I will try to keep troubleshooting and post results here if I discover anything, in case others are having a similar problem. If anything comes to mind you think I should try, or any specific variables I should examine in the debugger, please let me know.


dpursell wrote on Wednesday, October 02, 2013:

It looks like the problem was caused by interrupt nesting, but I’m still not sure why the nesting caused corruption of the internal FreeRTOS structures. I doubt it’s a bug in FreeRTOS since nobody else seems to have noticed this, so I’m probably doing something wrong, but at least for now I’ve worked around it by just assigning my interrupts to the same priority.

I’m attaching a FreeRTOS+ Trace clip showing the problem. My two tasks are named “MPU” and “Amulet”, and they have the same FreeRTOS priority.
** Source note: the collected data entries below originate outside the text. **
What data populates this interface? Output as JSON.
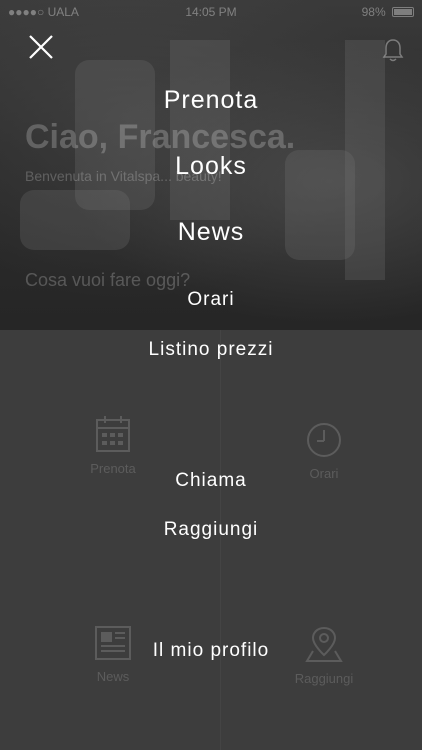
{
  "status_bar": {
    "carrier": "●●●●○ UALA",
    "time": "14:05 PM",
    "battery": "98%",
    "battery_level": 0.98
  },
  "background": {
    "greeting": "Ciao, Francesca.",
    "welcome": "Benvenuta in Vitalspa... beauty!",
    "question": "Cosa vuoi fare oggi?",
    "tiles": [
      {
        "label": "Prenota",
        "icon": "calendar-icon"
      },
      {
        "label": "Orari",
        "icon": "clock-icon"
      },
      {
        "label": "News",
        "icon": "newspaper-icon"
      },
      {
        "label": "Raggiungi",
        "icon": "map-pin-icon"
      }
    ]
  },
  "menu": {
    "close_icon": "close-icon",
    "items": [
      {
        "label": "Prenota"
      },
      {
        "label": "Looks"
      },
      {
        "label": "News"
      },
      {
        "label": "Orari"
      },
      {
        "label": "Listino prezzi"
      },
      {
        "label": "Chiama"
      },
      {
        "label": "Raggiungi"
      },
      {
        "label": "Il mio profilo"
      }
    ]
  }
}
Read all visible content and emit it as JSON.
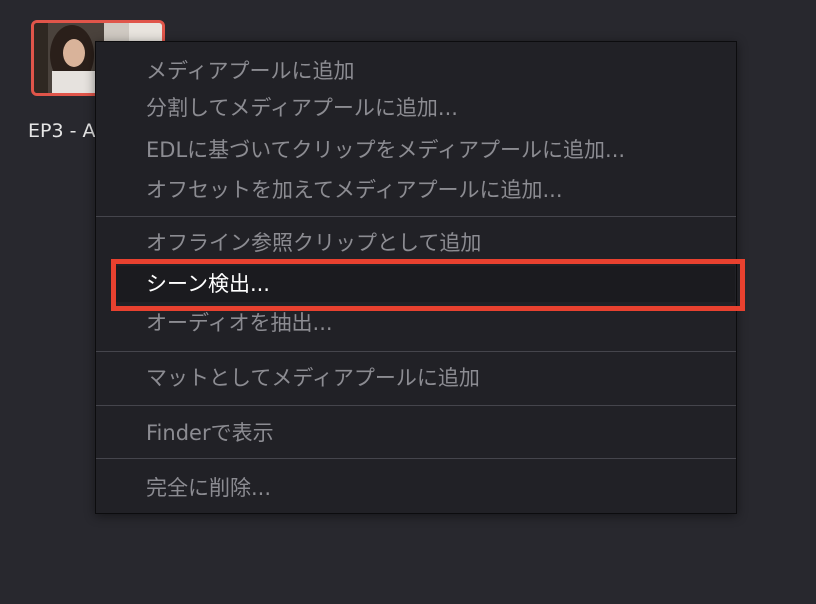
{
  "clip": {
    "label": "EP3 - A"
  },
  "context_menu": {
    "items": [
      {
        "label": "メディアプールに追加"
      },
      {
        "label": "分割してメディアプールに追加..."
      },
      {
        "label": "EDLに基づいてクリップをメディアプールに追加..."
      },
      {
        "label": "オフセットを加えてメディアプールに追加..."
      },
      {
        "label": "オフライン参照クリップとして追加"
      },
      {
        "label": "シーン検出...",
        "highlighted": true
      },
      {
        "label": "オーディオを抽出..."
      },
      {
        "label": "マットとしてメディアプールに追加"
      },
      {
        "label": "Finderで表示"
      },
      {
        "label": "完全に削除..."
      }
    ]
  },
  "colors": {
    "highlight_annotation": "#e8412f",
    "thumbnail_border": "#e0554a"
  }
}
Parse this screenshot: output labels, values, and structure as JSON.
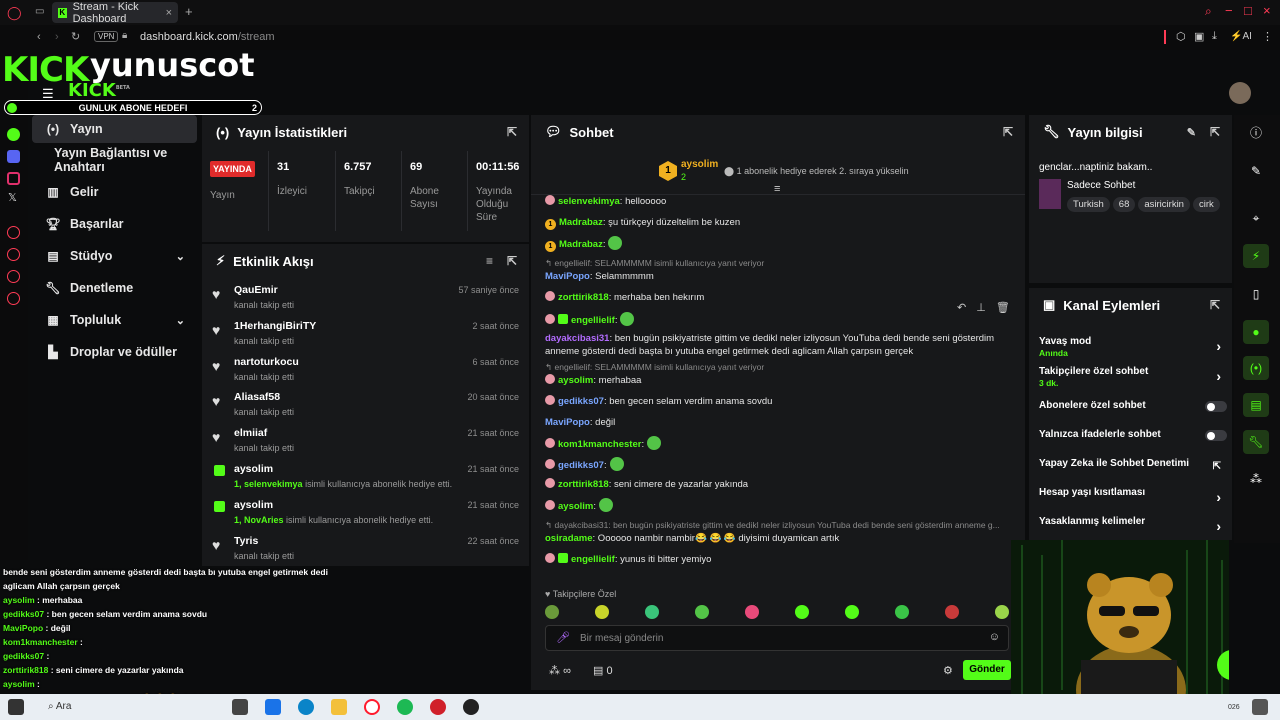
{
  "browser": {
    "tab_title": "Stream - Kick Dashboard",
    "vpn": "VPN",
    "url_domain": "dashboard.kick.com",
    "url_path": "/stream",
    "ai_label": "AI"
  },
  "overlay": {
    "logo_text": "KICK",
    "channel_name": "yunuscot",
    "logo_small": "KICK",
    "beta": "BETA",
    "goal_label": "GUNLUK ABONE HEDEFI",
    "goal_count": "2"
  },
  "nav": {
    "items": [
      {
        "label": "Yayın",
        "icon": "broadcast-icon"
      },
      {
        "label": "Yayın Bağlantısı ve Anahtarı",
        "icon": ""
      },
      {
        "label": "Gelir",
        "icon": "chart-icon"
      },
      {
        "label": "Başarılar",
        "icon": "trophy-icon"
      },
      {
        "label": "Stüdyo",
        "icon": "studio-icon"
      },
      {
        "label": "Denetleme",
        "icon": "wrench-icon"
      },
      {
        "label": "Topluluk",
        "icon": "community-icon"
      },
      {
        "label": "Droplar ve ödüller",
        "icon": "drops-icon"
      }
    ]
  },
  "stats": {
    "title": "Yayın İstatistikleri",
    "live_badge": "YAYINDA",
    "items": [
      {
        "value": "",
        "label": "Yayın"
      },
      {
        "value": "31",
        "label": "İzleyici"
      },
      {
        "value": "6.757",
        "label": "Takipçi"
      },
      {
        "value": "69",
        "label": "Abone Sayısı"
      },
      {
        "value": "00:11:56",
        "label": "Yayında Olduğu Süre"
      }
    ]
  },
  "activity": {
    "title": "Etkinlik Akışı",
    "events": [
      {
        "name": "QauEmir",
        "desc": "kanalı takip etti",
        "highlight": "",
        "time": "57 saniye önce",
        "type": "follow"
      },
      {
        "name": "1HerhangiBiriTY",
        "desc": "kanalı takip etti",
        "highlight": "",
        "time": "2 saat önce",
        "type": "follow"
      },
      {
        "name": "nartoturkocu",
        "desc": "kanalı takip etti",
        "highlight": "",
        "time": "6 saat önce",
        "type": "follow"
      },
      {
        "name": "Aliasaf58",
        "desc": "kanalı takip etti",
        "highlight": "",
        "time": "20 saat önce",
        "type": "follow"
      },
      {
        "name": "elmiiaf",
        "desc": "kanalı takip etti",
        "highlight": "",
        "time": "21 saat önce",
        "type": "follow"
      },
      {
        "name": "aysolim",
        "desc": " isimli kullanıcıya abonelik hediye etti.",
        "highlight": "1, selenvekimya",
        "time": "21 saat önce",
        "type": "gift"
      },
      {
        "name": "aysolim",
        "desc": " isimli kullanıcıya abonelik hediye etti.",
        "highlight": "1, NovAries",
        "time": "21 saat önce",
        "type": "gift"
      },
      {
        "name": "Tyris",
        "desc": "kanalı takip etti",
        "highlight": "",
        "time": "22 saat önce",
        "type": "follow"
      }
    ]
  },
  "chat": {
    "title": "Sohbet",
    "pinned_user": "aysolim",
    "pinned_count": "2",
    "pinned_text": "1 abonelik hediye ederek 2. sıraya yükselin",
    "reply_label": "engellielif: SELAMMMMM isimli kullanıcıya yanıt veriyor",
    "messages": [
      {
        "user": "selenvekimya",
        "text": " hellooooo",
        "color": "#53fc18",
        "badge": "avatar",
        "reply": ""
      },
      {
        "user": "Madrabaz",
        "text": " şu türkçeyi düzeltelim be kuzen",
        "color": "#53fc18",
        "badge": "sub1",
        "reply": ""
      },
      {
        "user": "Madrabaz",
        "text": "",
        "color": "#53fc18",
        "badge": "sub1",
        "reply": "",
        "emote": true
      },
      {
        "user": "MaviPopo",
        "text": " Selammmmm",
        "color": "#7aa6ff",
        "badge": "",
        "reply": "engellielif: SELAMMMMM isimli kullanıcıya yanıt veriyor"
      },
      {
        "user": "zorttirik818",
        "text": " merhaba ben hekırım",
        "color": "#53fc18",
        "badge": "avatar",
        "reply": ""
      },
      {
        "user": "engellielif",
        "text": "",
        "color": "#53fc18",
        "badge": "avatar-gift",
        "reply": "",
        "emote": true
      },
      {
        "user": "dayakcibasi31",
        "text": " ben bugün psikiyatriste gittim ve dedikl neler izliyosun YouTuba dedi bende seni gösterdim anneme gösterdi dedi başta bı yutuba engel getirmek dedi aglicam Allah çarpsın gerçek",
        "color": "#b36cff",
        "badge": "",
        "reply": ""
      },
      {
        "user": "aysolim",
        "text": " merhabaa",
        "color": "#53fc18",
        "badge": "avatar",
        "reply": "engellielif: SELAMMMMM isimli kullanıcıya yanıt veriyor"
      },
      {
        "user": "gedikks07",
        "text": " ben gecen selam verdim anama sovdu",
        "color": "#7aa6ff",
        "badge": "avatar",
        "reply": ""
      },
      {
        "user": "MaviPopo",
        "text": " değil",
        "color": "#7aa6ff",
        "badge": "",
        "reply": ""
      },
      {
        "user": "kom1kmanchester",
        "text": "",
        "color": "#53fc18",
        "badge": "avatar",
        "reply": "",
        "emote": true
      },
      {
        "user": "gedikks07",
        "text": "",
        "color": "#7aa6ff",
        "badge": "avatar",
        "reply": "",
        "emote": true
      },
      {
        "user": "zorttirik818",
        "text": " seni cimere de yazarlar yakında",
        "color": "#53fc18",
        "badge": "avatar",
        "reply": ""
      },
      {
        "user": "aysolim",
        "text": "",
        "color": "#53fc18",
        "badge": "avatar",
        "reply": "",
        "emote": true
      },
      {
        "user": "osiradame",
        "text": " Oooooo nambir nambir😂 😂 😂 diyisimi duyamican artık",
        "color": "#53fc18",
        "badge": "",
        "reply": "dayakcibasi31: ben bugün psikiyatriste gittim ve dedikl neler izliyosun YouTuba dedi bende seni gösterdim anneme g..."
      },
      {
        "user": "engellielif",
        "text": " yunus iti bitter yemiyo",
        "color": "#53fc18",
        "badge": "avatar-gift",
        "reply": ""
      }
    ],
    "followers_only": "Takipçilere Özel",
    "input_placeholder": "Bir mesaj gönderin",
    "infinity": "∞",
    "count": "0",
    "send": "Gönder"
  },
  "stream_info": {
    "title": "Yayın bilgisi",
    "stream_title": "genclar...naptiniz bakam..",
    "category": "Sadece Sohbet",
    "tags": [
      "Turkish",
      "68",
      "asiricirkin",
      "cirk"
    ]
  },
  "channel_actions": {
    "title": "Kanal Eylemleri",
    "items": [
      {
        "label": "Yavaş mod",
        "sub": "Anında",
        "control": "arrow"
      },
      {
        "label": "Takipçilere özel sohbet",
        "sub": "3 dk.",
        "control": "arrow"
      },
      {
        "label": "Abonelere özel sohbet",
        "sub": "",
        "control": "toggle"
      },
      {
        "label": "Yalnızca ifadelerle sohbet",
        "sub": "",
        "control": "toggle"
      },
      {
        "label": "Yapay Zeka ile Sohbet Denetimi",
        "sub": "",
        "control": "external"
      },
      {
        "label": "Hesap yaşı kısıtlaması",
        "sub": "",
        "control": "arrow"
      },
      {
        "label": "Yasaklanmış kelimeler",
        "sub": "",
        "control": "arrow"
      }
    ]
  },
  "overlay_chat": [
    {
      "user": "",
      "text": "bende seni gösterdim anneme gösterdi dedi başta bı yutuba engel getirmek dedi"
    },
    {
      "user": "",
      "text": "aglicam Allah çarpsın gerçek"
    },
    {
      "user": "aysolim",
      "text": " : merhabaa"
    },
    {
      "user": "gedikks07",
      "text": " : ben gecen selam verdim anama sovdu"
    },
    {
      "user": "MaviPopo",
      "text": " : değil"
    },
    {
      "user": "kom1kmanchester",
      "text": " :"
    },
    {
      "user": "gedikks07",
      "text": " :"
    },
    {
      "user": "zorttirik818",
      "text": " : seni cimere de yazarlar yakında"
    },
    {
      "user": "aysolim",
      "text": " :"
    },
    {
      "user": "osiradame",
      "text": " : Ooooo nambir nambir😂 😂 😂 diyisimi duyamican artık"
    },
    {
      "user": "engellielif",
      "text": " : yunus iti bitter yemiyo"
    }
  ],
  "taskbar": {
    "search": "Ara",
    "year": "026"
  },
  "colors": {
    "accent": "#53fc18",
    "panel": "#17181a",
    "live": "#e02b2b"
  }
}
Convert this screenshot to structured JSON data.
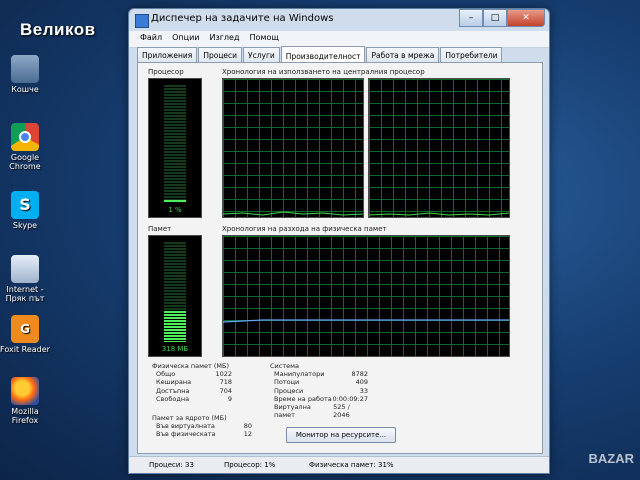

This exact sequence seems to be present immediately before each crash:

  1. Idle task is active
  2. SPI interrupt (prio = 7) releases a semaphore
  3. “MPU”, waiting on SPI semaphore, becomes ready
  4. Before “MPU” becomes active, UART5 interrupt (prio = 6, logically higher than SPI) pushes into a queue
  5. “Amulet”, waiting on UART5 queue, becomes ready
  6. “Amulet” becomes active
  7. “MPU” tries to become active, but somehow pxCurrentTCB is now NULL and the program crashes

If by chance anyone is experiencing a similar issue, my advice is to set your interrupts to be the same priority, seemed to work for me.